Neste blog estamos postando documentos e outras atualizações de nossa investigação de riscos biológicos, que é liderada por Sainath Suryanarayanan, Ph.D. Veja também nosso lista de leitura neste tópico.

24 de novembro de 2020

Cientista com conflito de interesses liderando força-tarefa da Comissão Lancet COVID-19 sobre origens de vírus

Na semana passada, Relatório do Direito de Saber dos EUA que uma influente declaração no The Lancet assinada por 27 proeminentes cientistas de saúde pública sobre as origens do SARS-CoV-2 foi organizada por funcionários da EcoHealth Alliance, um grupo sem fins lucrativos que recebeu milhões de dólares de fundos do contribuinte dos EUA para manipular geneticamente coronavírus com cientistas do Wuhan Institute of Virology (WIV). 
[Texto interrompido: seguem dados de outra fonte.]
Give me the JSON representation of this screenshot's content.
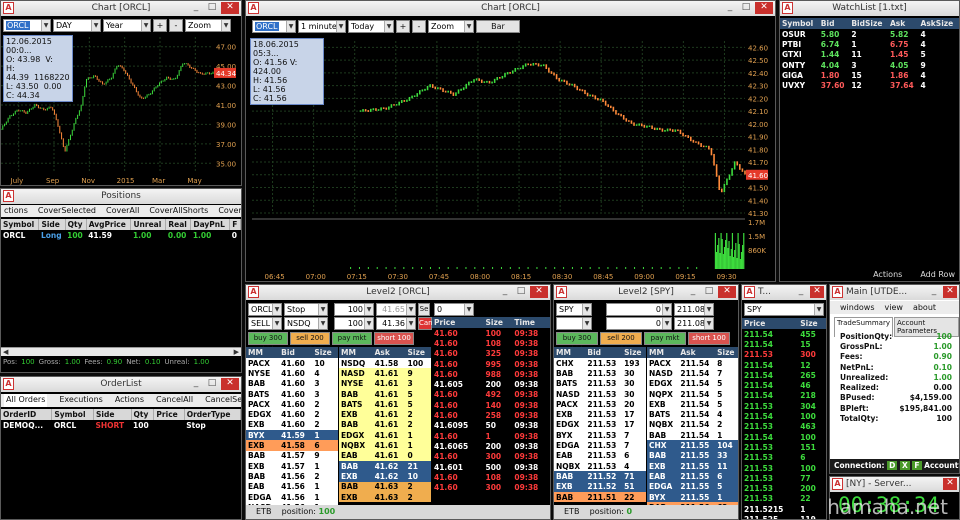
{
  "title_icon": "A",
  "chart1": {
    "title": "Chart [ORCL]",
    "symbol": "ORCL",
    "period": "DAY",
    "range": "Year",
    "zoom": "Zoom",
    "info": {
      "date": "12.06.2015 00:0...",
      "o": "O: 43.98",
      "v": "V:",
      "h": "H: 44.39",
      "vv": "1168220",
      "l": "L: 43.50",
      "l2": "0.00",
      "c": "C: 44.34"
    },
    "yticks": [
      "47.00",
      "45.00",
      "43.00",
      "41.00",
      "39.00",
      "37.00",
      "35.00"
    ],
    "price_tag": "44.34",
    "xticks": [
      "July",
      "Sep",
      "Nov",
      "2015",
      "Mar",
      "May"
    ],
    "price_path": [
      [
        0,
        38.5
      ],
      [
        0.04,
        39.8
      ],
      [
        0.08,
        40.5
      ],
      [
        0.12,
        40.2
      ],
      [
        0.16,
        41
      ],
      [
        0.2,
        40.5
      ],
      [
        0.24,
        40.8
      ],
      [
        0.27,
        38.8
      ],
      [
        0.3,
        36.2
      ],
      [
        0.32,
        37.4
      ],
      [
        0.35,
        39.4
      ],
      [
        0.38,
        41
      ],
      [
        0.4,
        43.6
      ],
      [
        0.44,
        44
      ],
      [
        0.48,
        43.1
      ],
      [
        0.52,
        43.8
      ],
      [
        0.55,
        45.2
      ],
      [
        0.58,
        44.6
      ],
      [
        0.62,
        43.1
      ],
      [
        0.66,
        41.6
      ],
      [
        0.7,
        42.1
      ],
      [
        0.74,
        43.1
      ],
      [
        0.78,
        43.8
      ],
      [
        0.82,
        43.6
      ],
      [
        0.86,
        45.4
      ],
      [
        0.9,
        44.8
      ],
      [
        0.94,
        44.2
      ],
      [
        1,
        44.3
      ]
    ],
    "ylim": [
      34,
      48
    ]
  },
  "chart2": {
    "title": "Chart [ORCL]",
    "symbol": "ORCL",
    "interval": "1 minute",
    "range": "Today",
    "zoom": "Zoom",
    "type_btn": "Bar",
    "info": {
      "date": "18.06.2015 05:3...",
      "o": "O: 41.56",
      "v": "V: 424.00",
      "h": "H: 41.56",
      "l": "L: 41.56",
      "c": "C: 41.56"
    },
    "yticks": [
      "42.60",
      "42.50",
      "42.40",
      "42.30",
      "42.20",
      "42.10",
      "42.00",
      "41.90",
      "41.80",
      "41.70",
      "41.60",
      "41.50",
      "41.40",
      "41.30"
    ],
    "price_tag": "41.60",
    "vol_ticks": [
      "1.7M",
      "1.5M",
      "860K"
    ],
    "xticks": [
      "06:45",
      "07:00",
      "07:15",
      "07:30",
      "07:45",
      "08:00",
      "08:15",
      "08:30",
      "08:45",
      "09:00",
      "09:15",
      "09:30"
    ],
    "price_path": [
      [
        0.22,
        42.1
      ],
      [
        0.27,
        42.12
      ],
      [
        0.32,
        42.2
      ],
      [
        0.36,
        42.3
      ],
      [
        0.41,
        42.23
      ],
      [
        0.45,
        42.35
      ],
      [
        0.48,
        42.32
      ],
      [
        0.52,
        42.4
      ],
      [
        0.56,
        42.47
      ],
      [
        0.59,
        42.46
      ],
      [
        0.62,
        42.35
      ],
      [
        0.65,
        42.3
      ],
      [
        0.68,
        42.23
      ],
      [
        0.71,
        42.18
      ],
      [
        0.74,
        42.08
      ],
      [
        0.77,
        42.0
      ],
      [
        0.8,
        41.98
      ],
      [
        0.83,
        41.95
      ],
      [
        0.86,
        41.95
      ],
      [
        0.88,
        41.9
      ],
      [
        0.9,
        41.85
      ],
      [
        0.93,
        41.8
      ],
      [
        0.95,
        41.45
      ],
      [
        0.98,
        41.7
      ],
      [
        1.0,
        41.6
      ]
    ],
    "ylim": [
      41.3,
      42.65
    ]
  },
  "watchlist": {
    "title": "WatchList [1.txt]",
    "cols": [
      "Symbol",
      "Bid",
      "BidSize",
      "Ask",
      "AskSize"
    ],
    "rows": [
      [
        "OSUR",
        "5.80",
        "2",
        "5.82",
        "4"
      ],
      [
        "PTBI",
        "6.74",
        "1",
        "6.75",
        "4"
      ],
      [
        "GTXI",
        "1.44",
        "11",
        "1.45",
        "5"
      ],
      [
        "ONTY",
        "4.04",
        "3",
        "4.05",
        "9"
      ],
      [
        "GIGA",
        "1.80",
        "15",
        "1.86",
        "4"
      ],
      [
        "UVXY",
        "37.60",
        "12",
        "37.64",
        "4"
      ]
    ],
    "actions": "Actions",
    "add_row": "Add Row"
  },
  "positions": {
    "title": "Positions",
    "menu": [
      "ctions",
      "CoverSelected",
      "CoverAll",
      "CoverAllShorts",
      "CoverAllLongs"
    ],
    "cols": [
      "Symbol",
      "Side",
      "Qty",
      "AvgPrice",
      "Unreal",
      "Real",
      "DayPnL",
      "F"
    ],
    "row": [
      "ORCL",
      "Long",
      "100",
      "41.59",
      "1.00",
      "0.00",
      "1.00",
      "0"
    ],
    "footer": {
      "pos_label": "Pos:",
      "pos": "100",
      "gross_label": "Gross:",
      "gross": "1.00",
      "fees_label": "Fees:",
      "fees": "0.90",
      "net_label": "Net:",
      "net": "0.10",
      "unreal_label": "Unreal:",
      "unreal": "1.00"
    }
  },
  "orderlist": {
    "title": "OrderList",
    "tabs": [
      "All Orders",
      "Executions",
      "Actions",
      "CancelAll",
      "CancelSelected"
    ],
    "cols": [
      "OrderID",
      "Symbol",
      "Side",
      "Qty",
      "Price",
      "OrderType"
    ],
    "row": [
      "DEMOQ...",
      "ORCL",
      "SHORT",
      "100",
      "",
      "Stop"
    ]
  },
  "l2orcl": {
    "title": "Level2 [ORCL]",
    "type": "Stop",
    "qty1": "100",
    "px1": "41.65",
    "se": "Se",
    "side": "SELL",
    "route": "NSDQ",
    "qty2": "100",
    "px2": "41.36",
    "can": "Can",
    "b1": "buy 300 bid",
    "b2": "sell 200 mkt",
    "b3": "pay mkt",
    "b4": "short 100",
    "tsqty": "0",
    "bid_cols": [
      "MM",
      "Bid",
      "Size"
    ],
    "ask_cols": [
      "MM",
      "Ask",
      "Size"
    ],
    "bids": [
      [
        "PACX",
        "41.60",
        "10"
      ],
      [
        "NYSE",
        "41.60",
        "4"
      ],
      [
        "BAB",
        "41.60",
        "3"
      ],
      [
        "BATS",
        "41.60",
        "3"
      ],
      [
        "PACX",
        "41.60",
        "2"
      ],
      [
        "EDGX",
        "41.60",
        "2"
      ],
      [
        "EXB",
        "41.60",
        "2"
      ],
      [
        "BYX",
        "41.59",
        "1"
      ],
      [
        "EXB",
        "41.58",
        "6"
      ],
      [
        "BAB",
        "41.57",
        "9"
      ],
      [
        "EXB",
        "41.57",
        "1"
      ],
      [
        "BAB",
        "41.56",
        "2"
      ],
      [
        "EAB",
        "41.56",
        "1"
      ],
      [
        "EDGA",
        "41.56",
        "1"
      ],
      [
        "NASD",
        "41.56",
        "1"
      ],
      [
        "EXB",
        "41.55",
        "17"
      ]
    ],
    "asks": [
      [
        "NSDQ",
        "41.58",
        "100"
      ],
      [
        "NASD",
        "41.61",
        "9"
      ],
      [
        "NYSE",
        "41.61",
        "3"
      ],
      [
        "BAB",
        "41.61",
        "5"
      ],
      [
        "BATS",
        "41.61",
        "5"
      ],
      [
        "EXB",
        "41.61",
        "2"
      ],
      [
        "BAB",
        "41.61",
        "2"
      ],
      [
        "EDGX",
        "41.61",
        "1"
      ],
      [
        "NQBX",
        "41.61",
        "1"
      ],
      [
        "EAB",
        "41.61",
        "0"
      ],
      [
        "BAB",
        "41.62",
        "21"
      ],
      [
        "EXB",
        "41.62",
        "10"
      ],
      [
        "BAB",
        "41.63",
        "2"
      ],
      [
        "EXB",
        "41.63",
        "2"
      ]
    ],
    "ts_cols": [
      "Price",
      "Size",
      "Time"
    ],
    "ts": [
      [
        "41.60",
        "100",
        "09:38"
      ],
      [
        "41.60",
        "108",
        "09:38"
      ],
      [
        "41.60",
        "325",
        "09:38"
      ],
      [
        "41.60",
        "995",
        "09:38"
      ],
      [
        "41.60",
        "988",
        "09:38"
      ],
      [
        "41.605",
        "200",
        "09:38"
      ],
      [
        "41.60",
        "492",
        "09:38"
      ],
      [
        "41.60",
        "140",
        "09:38"
      ],
      [
        "41.60",
        "258",
        "09:38"
      ],
      [
        "41.6095",
        "50",
        "09:38"
      ],
      [
        "41.60",
        "1",
        "09:38"
      ],
      [
        "41.6065",
        "200",
        "09:38"
      ],
      [
        "41.60",
        "300",
        "09:38"
      ],
      [
        "41.601",
        "500",
        "09:38"
      ],
      [
        "41.60",
        "108",
        "09:38"
      ],
      [
        "41.60",
        "300",
        "09:38"
      ]
    ],
    "ts_white": [
      5,
      9,
      11,
      13
    ],
    "foot_sym": "ETB",
    "foot_pos_label": "position:",
    "foot_pos": "100"
  },
  "l2spy": {
    "title": "Level2 [SPY]",
    "symbol": "SPY",
    "qtyA": "0",
    "pxA": "211.08",
    "qtyB": "0",
    "pxB": "211.08",
    "b1": "buy 300 bid",
    "b2": "sell 200 mkt",
    "b3": "pay mkt",
    "b4": "short 100",
    "bid_cols": [
      "MM",
      "Bid",
      "Size"
    ],
    "ask_cols": [
      "MM",
      "Ask",
      "Size"
    ],
    "bids": [
      [
        "CHX",
        "211.53",
        "193"
      ],
      [
        "BAB",
        "211.53",
        "30"
      ],
      [
        "BATS",
        "211.53",
        "30"
      ],
      [
        "NASD",
        "211.53",
        "30"
      ],
      [
        "PACX",
        "211.53",
        "20"
      ],
      [
        "EXB",
        "211.53",
        "17"
      ],
      [
        "EDGX",
        "211.53",
        "17"
      ],
      [
        "BYX",
        "211.53",
        "7"
      ],
      [
        "EDGA",
        "211.53",
        "7"
      ],
      [
        "EAB",
        "211.53",
        "6"
      ],
      [
        "NQBX",
        "211.53",
        "4"
      ],
      [
        "BAB",
        "211.52",
        "71"
      ],
      [
        "EXB",
        "211.52",
        "51"
      ],
      [
        "BAB",
        "211.51",
        "22"
      ]
    ],
    "asks": [
      [
        "PACX",
        "211.54",
        "8"
      ],
      [
        "NASD",
        "211.54",
        "7"
      ],
      [
        "EDGX",
        "211.54",
        "5"
      ],
      [
        "NQPX",
        "211.54",
        "5"
      ],
      [
        "EXB",
        "211.54",
        "5"
      ],
      [
        "BATS",
        "211.54",
        "4"
      ],
      [
        "NQBX",
        "211.54",
        "2"
      ],
      [
        "BAB",
        "211.54",
        "1"
      ],
      [
        "CHX",
        "211.55",
        "104"
      ],
      [
        "BAB",
        "211.55",
        "33"
      ],
      [
        "EXB",
        "211.55",
        "11"
      ],
      [
        "EAB",
        "211.55",
        "6"
      ],
      [
        "EDGA",
        "211.55",
        "5"
      ],
      [
        "BYX",
        "211.55",
        "1"
      ],
      [
        "BAB",
        "211.56",
        "62"
      ]
    ],
    "foot_sym": "ETB",
    "foot_pos_label": "position:",
    "foot_pos": "0"
  },
  "spyts": {
    "title": "T...",
    "symbol": "SPY",
    "cols": [
      "Price",
      "Size"
    ],
    "rows": [
      [
        "211.54",
        "455"
      ],
      [
        "211.54",
        "15"
      ],
      [
        "211.53",
        "300"
      ],
      [
        "211.54",
        "12"
      ],
      [
        "211.54",
        "265"
      ],
      [
        "211.54",
        "46"
      ],
      [
        "211.54",
        "218"
      ],
      [
        "211.53",
        "304"
      ],
      [
        "211.54",
        "100"
      ],
      [
        "211.53",
        "463"
      ],
      [
        "211.54",
        "100"
      ],
      [
        "211.53",
        "151"
      ],
      [
        "211.53",
        "6"
      ],
      [
        "211.53",
        "100"
      ],
      [
        "211.53",
        "77"
      ],
      [
        "211.53",
        "200"
      ],
      [
        "211.53",
        "22"
      ],
      [
        "211.5215",
        "1"
      ],
      [
        "211.525",
        "119"
      ]
    ],
    "red": [
      2
    ]
  },
  "main": {
    "title": "Main [UTDE...",
    "menu": [
      "windows",
      "view",
      "about"
    ],
    "tabs": [
      "TradeSummary",
      "Account Parameters"
    ],
    "rows": [
      [
        "PositionQty:",
        "100"
      ],
      [
        "GrossPnL:",
        "1.00"
      ],
      [
        "Fees:",
        "0.90"
      ],
      [
        "NetPnL:",
        "0.10"
      ],
      [
        "Unrealized:",
        "1.00"
      ],
      [
        "Realized:",
        "0.00"
      ],
      [
        "BPused:",
        "$4,159.00"
      ],
      [
        "BPleft:",
        "$195,841.00"
      ],
      [
        "TotalQty:",
        "100"
      ]
    ],
    "conn_label": "Connection:",
    "conn": [
      "D",
      "X",
      "F"
    ],
    "acct_status": "AccountSta"
  },
  "server": {
    "title": "[NY] - Server...",
    "clock": "00:38:34"
  },
  "watermark": "hamaha.net"
}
Em Declaração de 18 de fevereiro condenou “teorias da conspiração”, sugerindo que COVID-19 pode ter vindo de um laboratório, e disse que os cientistas “concluem esmagadoramente” que o vírus se originou na vida selvagem. Emails obtidos por USRTK revelou que o presidente da EcoHealth Alliance, Peter Daszak, redigiu a carta e a orquestrou para "evitar a aparência de uma declaração política". 

O Lancet não divulgou que quatro outros signatários da declaração também têm posições na EcoHealth Alliance, que tem interesse financeiro em desviar as dúvidas da possibilidade de o vírus ter se originado em um laboratório.

Agora, The Lancet está entregando ainda mais influência ao grupo que tem conflitos de interesse sobre a importante questão de saúde pública das origens da pandemia. Em 23 de novembro, The Lancet nomeou um novo painel de 12 membros à Comissão COVID 19 do The Lancet. O presidente da nova força-tarefa para investigar as “Origens, propagação precoce da pandemia e soluções de saúde para futuras ameaças pandêmicas” não é outro senão Peter Daszak da EcoHealth Alliance. 

Metade dos membros da força-tarefa - incluindo Daszak, Hume Field, Gerald Keusch, Sai Kit Lam, Stanley Perlman e Linda Saif - também foram signatários da declaração de 18 de fevereiro que afirmava conhecer as origens do vírus apenas uma semana após o World Health A organização anunciou que a doença causada pelo novo coronavírus se chamaria COVID-19. 

Em outras palavras, pelo menos metade da força-tarefa da Comissão COVID do The Lancet sobre as origens do SARS-CoV-2 parece já ter avaliado o resultado antes mesmo de a investigação ter começado. Isso mina a credibilidade e autoridade da força-tarefa.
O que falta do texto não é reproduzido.